Have you noticed any differences in the dough before you bake it?  If you have, the differences may provide clues about the changes you see in the baked bread.

Best wishes for a diagnosis and improvement with the bread.

Paul

pysiek's picture
pysiek

Hi Paul :)

thank you very much for your ideas. ACTUALLY this is something I have not considered: the temperature ! yes, this may be right b'coz I am living in Australia and we are in the middle, maybe not very cold, but still cold winter. So, maybe the fermentation takes longer or as per previous note maybe my bread dough is under-developed because is colder and I need to work on it longer ?

You are right about flour type as well ... honesty, we don't have much choice here. The mills selling flour directly to traders only and as individual I can purchase flour in bulk from some continental shops and is always different :( 

Anyway thank you for your notes and I will send more info if get a better result.

Regards

Ev. 

 

Mini Oven's picture
Mini Oven

"...big holes accumulated on the top of bread and very dense near the bottom."   

and it could be that the rye is more powerful.   Try reducing the rye starter to even less or get your salt in right away (if you are delaying salt.)  

If you are adding additional yeast, stop.  The rye sourdough starter is strong enough to do it alone.

pysiek's picture
pysiek

Thank you but ... now, I am confused under developed or overproofed ? 

I am still trying and I worked bit longer on dough and give it more time to rise. Today bread look much better, still hot so I may send some photos once coooled.

cheers 

Mini Oven's picture
Mini Oven

Does your starter still smell and taste the same when it is peaked and ready to be added to the dough?  Can you taste yeast or the aftertaste of yeast?  

If not, then the starter needs work.  Boost dough with some added yeast until the starter is back up on its feet again.

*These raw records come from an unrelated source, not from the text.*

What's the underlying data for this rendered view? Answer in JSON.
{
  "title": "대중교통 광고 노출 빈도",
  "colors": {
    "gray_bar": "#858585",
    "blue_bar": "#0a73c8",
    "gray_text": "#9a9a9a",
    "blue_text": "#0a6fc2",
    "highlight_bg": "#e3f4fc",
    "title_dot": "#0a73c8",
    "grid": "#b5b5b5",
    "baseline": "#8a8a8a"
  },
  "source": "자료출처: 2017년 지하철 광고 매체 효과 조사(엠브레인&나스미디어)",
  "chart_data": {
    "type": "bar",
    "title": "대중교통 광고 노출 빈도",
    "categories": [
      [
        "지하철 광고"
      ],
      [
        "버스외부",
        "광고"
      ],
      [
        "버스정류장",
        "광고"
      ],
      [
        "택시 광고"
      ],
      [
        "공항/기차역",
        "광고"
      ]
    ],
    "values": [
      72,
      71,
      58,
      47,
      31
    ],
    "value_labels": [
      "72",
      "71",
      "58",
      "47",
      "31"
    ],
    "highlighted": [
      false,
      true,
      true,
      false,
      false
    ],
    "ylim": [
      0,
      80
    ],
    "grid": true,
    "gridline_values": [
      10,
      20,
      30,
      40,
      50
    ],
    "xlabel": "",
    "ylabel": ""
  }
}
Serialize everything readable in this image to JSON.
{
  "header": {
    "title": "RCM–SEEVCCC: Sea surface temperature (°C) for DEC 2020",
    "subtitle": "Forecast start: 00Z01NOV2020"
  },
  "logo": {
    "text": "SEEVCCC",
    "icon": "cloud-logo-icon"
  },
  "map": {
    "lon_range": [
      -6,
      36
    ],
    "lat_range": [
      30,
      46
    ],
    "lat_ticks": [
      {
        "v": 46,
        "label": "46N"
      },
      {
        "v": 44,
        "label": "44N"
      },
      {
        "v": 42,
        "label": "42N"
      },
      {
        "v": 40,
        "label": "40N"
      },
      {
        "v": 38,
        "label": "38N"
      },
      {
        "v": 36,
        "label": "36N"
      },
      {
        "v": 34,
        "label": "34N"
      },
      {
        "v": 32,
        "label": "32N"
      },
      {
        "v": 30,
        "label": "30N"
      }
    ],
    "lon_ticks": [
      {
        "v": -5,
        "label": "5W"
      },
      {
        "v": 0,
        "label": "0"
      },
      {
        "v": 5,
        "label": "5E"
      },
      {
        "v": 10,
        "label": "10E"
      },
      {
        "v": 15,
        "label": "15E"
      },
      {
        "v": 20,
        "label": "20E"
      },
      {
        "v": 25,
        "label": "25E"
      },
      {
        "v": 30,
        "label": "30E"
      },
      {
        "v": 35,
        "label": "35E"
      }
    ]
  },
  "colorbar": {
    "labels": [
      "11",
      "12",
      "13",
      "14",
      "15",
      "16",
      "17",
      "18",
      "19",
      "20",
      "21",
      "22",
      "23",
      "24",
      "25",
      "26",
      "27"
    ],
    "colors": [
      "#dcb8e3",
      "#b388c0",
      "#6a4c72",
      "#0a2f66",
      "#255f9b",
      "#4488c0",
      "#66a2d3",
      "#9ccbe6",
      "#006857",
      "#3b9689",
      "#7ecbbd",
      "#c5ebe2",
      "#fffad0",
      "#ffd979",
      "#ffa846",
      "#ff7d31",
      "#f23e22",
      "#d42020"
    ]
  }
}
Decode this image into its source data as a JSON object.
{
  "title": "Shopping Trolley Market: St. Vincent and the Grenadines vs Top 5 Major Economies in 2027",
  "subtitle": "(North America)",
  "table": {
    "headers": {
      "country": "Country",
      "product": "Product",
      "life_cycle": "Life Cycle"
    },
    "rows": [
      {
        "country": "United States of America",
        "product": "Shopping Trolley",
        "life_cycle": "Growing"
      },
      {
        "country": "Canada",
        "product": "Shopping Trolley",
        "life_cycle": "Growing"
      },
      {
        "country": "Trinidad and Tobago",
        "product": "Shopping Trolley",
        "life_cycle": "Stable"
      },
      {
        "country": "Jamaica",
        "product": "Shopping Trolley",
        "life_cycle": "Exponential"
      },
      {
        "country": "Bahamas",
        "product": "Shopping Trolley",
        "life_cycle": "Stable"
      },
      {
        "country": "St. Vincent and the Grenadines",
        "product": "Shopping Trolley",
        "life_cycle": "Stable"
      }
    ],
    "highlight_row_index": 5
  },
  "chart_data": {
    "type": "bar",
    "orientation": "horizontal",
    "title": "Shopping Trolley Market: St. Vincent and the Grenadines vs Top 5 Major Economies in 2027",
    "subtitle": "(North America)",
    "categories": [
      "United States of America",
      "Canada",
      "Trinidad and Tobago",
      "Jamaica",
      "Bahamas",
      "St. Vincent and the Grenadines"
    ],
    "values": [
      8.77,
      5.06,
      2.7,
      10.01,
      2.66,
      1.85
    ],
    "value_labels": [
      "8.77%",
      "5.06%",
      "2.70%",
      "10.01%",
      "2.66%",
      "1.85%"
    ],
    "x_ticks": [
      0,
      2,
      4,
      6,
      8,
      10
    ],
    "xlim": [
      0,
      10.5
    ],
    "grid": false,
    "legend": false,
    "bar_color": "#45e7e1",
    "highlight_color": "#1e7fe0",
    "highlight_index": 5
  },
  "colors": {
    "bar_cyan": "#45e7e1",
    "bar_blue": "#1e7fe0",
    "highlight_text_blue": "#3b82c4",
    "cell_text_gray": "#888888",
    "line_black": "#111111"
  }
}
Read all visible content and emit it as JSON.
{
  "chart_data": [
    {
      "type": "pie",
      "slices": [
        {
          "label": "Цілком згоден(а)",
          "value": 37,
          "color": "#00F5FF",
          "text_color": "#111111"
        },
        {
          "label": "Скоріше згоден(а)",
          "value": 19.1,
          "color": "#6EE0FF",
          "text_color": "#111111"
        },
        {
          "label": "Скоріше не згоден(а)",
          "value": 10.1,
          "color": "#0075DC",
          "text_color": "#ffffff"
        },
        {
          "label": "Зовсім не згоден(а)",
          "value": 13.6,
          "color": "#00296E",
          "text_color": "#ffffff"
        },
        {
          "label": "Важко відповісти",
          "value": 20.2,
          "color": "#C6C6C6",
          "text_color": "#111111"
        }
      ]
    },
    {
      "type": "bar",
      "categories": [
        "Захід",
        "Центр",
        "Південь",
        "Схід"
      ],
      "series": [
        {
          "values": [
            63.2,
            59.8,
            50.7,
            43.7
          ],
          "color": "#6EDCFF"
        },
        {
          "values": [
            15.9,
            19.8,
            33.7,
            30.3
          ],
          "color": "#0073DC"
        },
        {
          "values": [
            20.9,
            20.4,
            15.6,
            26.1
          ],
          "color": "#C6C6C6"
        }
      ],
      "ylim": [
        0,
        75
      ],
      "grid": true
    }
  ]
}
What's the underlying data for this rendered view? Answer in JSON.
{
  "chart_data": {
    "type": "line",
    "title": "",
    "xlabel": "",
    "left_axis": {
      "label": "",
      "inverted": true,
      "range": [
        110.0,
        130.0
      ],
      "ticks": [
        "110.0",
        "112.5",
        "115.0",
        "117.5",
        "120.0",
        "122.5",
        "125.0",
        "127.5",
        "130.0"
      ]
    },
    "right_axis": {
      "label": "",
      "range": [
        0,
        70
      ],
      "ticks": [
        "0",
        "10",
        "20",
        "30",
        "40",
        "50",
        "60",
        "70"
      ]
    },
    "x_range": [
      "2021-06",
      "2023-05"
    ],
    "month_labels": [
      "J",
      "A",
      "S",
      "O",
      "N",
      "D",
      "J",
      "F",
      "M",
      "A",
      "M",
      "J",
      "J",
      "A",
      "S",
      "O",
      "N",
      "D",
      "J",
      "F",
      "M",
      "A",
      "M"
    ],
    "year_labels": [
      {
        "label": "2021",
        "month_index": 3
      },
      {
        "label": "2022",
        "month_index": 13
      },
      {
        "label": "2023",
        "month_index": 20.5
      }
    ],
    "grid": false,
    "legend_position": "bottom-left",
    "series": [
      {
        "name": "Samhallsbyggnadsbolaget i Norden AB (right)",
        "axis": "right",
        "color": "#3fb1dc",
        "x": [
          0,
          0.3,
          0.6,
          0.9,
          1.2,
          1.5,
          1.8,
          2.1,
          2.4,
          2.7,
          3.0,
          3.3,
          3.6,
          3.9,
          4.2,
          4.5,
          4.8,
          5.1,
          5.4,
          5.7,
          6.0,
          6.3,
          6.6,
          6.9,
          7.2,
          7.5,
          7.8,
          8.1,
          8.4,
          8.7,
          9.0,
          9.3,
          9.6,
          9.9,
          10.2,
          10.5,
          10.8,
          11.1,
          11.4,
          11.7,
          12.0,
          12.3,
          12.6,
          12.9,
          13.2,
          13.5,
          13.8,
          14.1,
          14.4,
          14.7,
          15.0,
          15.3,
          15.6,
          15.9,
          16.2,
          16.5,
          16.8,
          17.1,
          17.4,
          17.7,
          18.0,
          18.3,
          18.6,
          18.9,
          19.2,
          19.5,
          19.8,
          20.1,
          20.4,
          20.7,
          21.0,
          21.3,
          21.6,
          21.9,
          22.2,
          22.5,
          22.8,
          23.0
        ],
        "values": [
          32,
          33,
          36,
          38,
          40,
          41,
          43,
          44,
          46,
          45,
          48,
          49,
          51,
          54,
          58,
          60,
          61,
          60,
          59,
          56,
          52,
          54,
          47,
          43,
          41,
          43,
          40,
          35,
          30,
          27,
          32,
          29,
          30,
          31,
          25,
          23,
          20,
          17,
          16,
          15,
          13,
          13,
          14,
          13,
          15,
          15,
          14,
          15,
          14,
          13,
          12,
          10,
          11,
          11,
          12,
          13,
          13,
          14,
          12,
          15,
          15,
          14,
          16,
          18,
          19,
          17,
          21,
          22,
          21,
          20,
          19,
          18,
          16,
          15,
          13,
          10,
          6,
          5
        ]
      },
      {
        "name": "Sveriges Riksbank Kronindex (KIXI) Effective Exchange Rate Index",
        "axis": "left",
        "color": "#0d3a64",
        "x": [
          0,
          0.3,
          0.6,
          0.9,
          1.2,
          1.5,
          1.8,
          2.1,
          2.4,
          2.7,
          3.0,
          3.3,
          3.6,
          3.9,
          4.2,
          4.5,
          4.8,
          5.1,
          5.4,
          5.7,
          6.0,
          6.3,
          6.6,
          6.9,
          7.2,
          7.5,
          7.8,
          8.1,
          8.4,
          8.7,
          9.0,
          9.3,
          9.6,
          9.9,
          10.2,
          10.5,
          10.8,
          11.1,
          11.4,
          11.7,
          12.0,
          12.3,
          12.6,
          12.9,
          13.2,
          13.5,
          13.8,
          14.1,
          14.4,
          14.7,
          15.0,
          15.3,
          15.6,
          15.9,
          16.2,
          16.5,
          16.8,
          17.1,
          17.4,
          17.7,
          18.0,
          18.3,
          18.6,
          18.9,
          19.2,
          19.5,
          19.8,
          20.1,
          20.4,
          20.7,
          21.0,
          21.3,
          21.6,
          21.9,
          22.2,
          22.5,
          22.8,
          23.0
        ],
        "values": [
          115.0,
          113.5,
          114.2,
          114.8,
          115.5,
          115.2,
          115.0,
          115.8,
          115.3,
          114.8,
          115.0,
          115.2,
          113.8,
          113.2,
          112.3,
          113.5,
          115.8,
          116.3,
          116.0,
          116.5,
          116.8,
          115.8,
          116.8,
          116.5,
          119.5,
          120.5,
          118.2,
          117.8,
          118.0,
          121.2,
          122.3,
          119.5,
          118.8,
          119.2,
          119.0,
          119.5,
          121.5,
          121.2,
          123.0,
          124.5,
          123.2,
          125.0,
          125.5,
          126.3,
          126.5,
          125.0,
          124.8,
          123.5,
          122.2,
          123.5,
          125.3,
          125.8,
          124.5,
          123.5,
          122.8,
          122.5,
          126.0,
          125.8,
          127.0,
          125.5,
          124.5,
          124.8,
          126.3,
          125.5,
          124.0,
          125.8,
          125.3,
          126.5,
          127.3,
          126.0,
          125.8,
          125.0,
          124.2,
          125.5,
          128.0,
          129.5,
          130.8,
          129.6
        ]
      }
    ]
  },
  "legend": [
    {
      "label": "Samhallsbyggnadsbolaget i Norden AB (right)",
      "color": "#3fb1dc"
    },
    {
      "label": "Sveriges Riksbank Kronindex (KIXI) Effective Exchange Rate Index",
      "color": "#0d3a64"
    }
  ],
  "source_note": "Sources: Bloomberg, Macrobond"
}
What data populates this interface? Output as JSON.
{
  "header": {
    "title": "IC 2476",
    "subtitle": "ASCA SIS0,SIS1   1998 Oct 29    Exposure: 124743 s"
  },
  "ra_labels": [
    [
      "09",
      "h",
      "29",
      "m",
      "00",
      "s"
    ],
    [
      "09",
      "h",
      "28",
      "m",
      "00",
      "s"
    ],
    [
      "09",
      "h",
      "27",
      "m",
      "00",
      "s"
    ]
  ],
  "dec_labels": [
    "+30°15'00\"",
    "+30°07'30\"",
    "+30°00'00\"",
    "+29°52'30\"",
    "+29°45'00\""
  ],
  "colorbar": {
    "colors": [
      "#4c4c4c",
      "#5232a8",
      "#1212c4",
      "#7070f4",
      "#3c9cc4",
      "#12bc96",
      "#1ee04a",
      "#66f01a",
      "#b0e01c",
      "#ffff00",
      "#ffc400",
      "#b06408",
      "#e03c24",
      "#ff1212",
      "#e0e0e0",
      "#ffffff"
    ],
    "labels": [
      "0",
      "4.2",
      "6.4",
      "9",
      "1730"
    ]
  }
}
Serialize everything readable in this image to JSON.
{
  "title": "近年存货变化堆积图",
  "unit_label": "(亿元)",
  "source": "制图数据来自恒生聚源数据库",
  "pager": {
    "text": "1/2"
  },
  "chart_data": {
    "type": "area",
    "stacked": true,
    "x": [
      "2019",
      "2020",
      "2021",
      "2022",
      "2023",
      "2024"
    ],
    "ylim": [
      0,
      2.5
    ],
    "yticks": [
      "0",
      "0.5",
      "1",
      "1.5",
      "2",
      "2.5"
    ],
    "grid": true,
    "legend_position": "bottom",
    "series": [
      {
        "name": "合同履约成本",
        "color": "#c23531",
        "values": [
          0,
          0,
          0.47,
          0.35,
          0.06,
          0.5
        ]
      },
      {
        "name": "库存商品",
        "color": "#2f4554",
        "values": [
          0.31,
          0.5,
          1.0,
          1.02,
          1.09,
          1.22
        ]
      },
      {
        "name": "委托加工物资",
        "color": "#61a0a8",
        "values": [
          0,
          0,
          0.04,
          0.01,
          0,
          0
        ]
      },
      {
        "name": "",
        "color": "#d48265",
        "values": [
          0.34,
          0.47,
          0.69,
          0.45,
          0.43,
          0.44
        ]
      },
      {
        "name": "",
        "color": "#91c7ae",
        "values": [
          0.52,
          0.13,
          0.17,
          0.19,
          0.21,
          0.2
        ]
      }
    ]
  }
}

If the starter is the same and your temps have dropped... then find a warmer spot for the starter and/or use more starter in the recipe.  

If using less starter in the the recipe is helping, then the starter has gotten stronger and/or there are more enzymes fermenting the starters.  

Tell us about the crumb that is in the middle between the wet heavy and the big holes.  How dispersed is the gas?  A good close up shot of the crumb would help.  If the crumb is generally dense, the small bubbles very round and encased, development was slow the bulk rise was cut too short.  The gas and dough needed to be folded or shaped again bursting the large gas bubbles and improving the dough's ability to trap gas and rise evenly.  

If the bubbles in the crumb are irregular and odd shaped, gas at the top and density inside the crust and at the bottom, that sounds overproofed.  (just to mention it:  Forgetting the salt can also lead to overproofing or irregular proofing.)  How did the finished bread taste?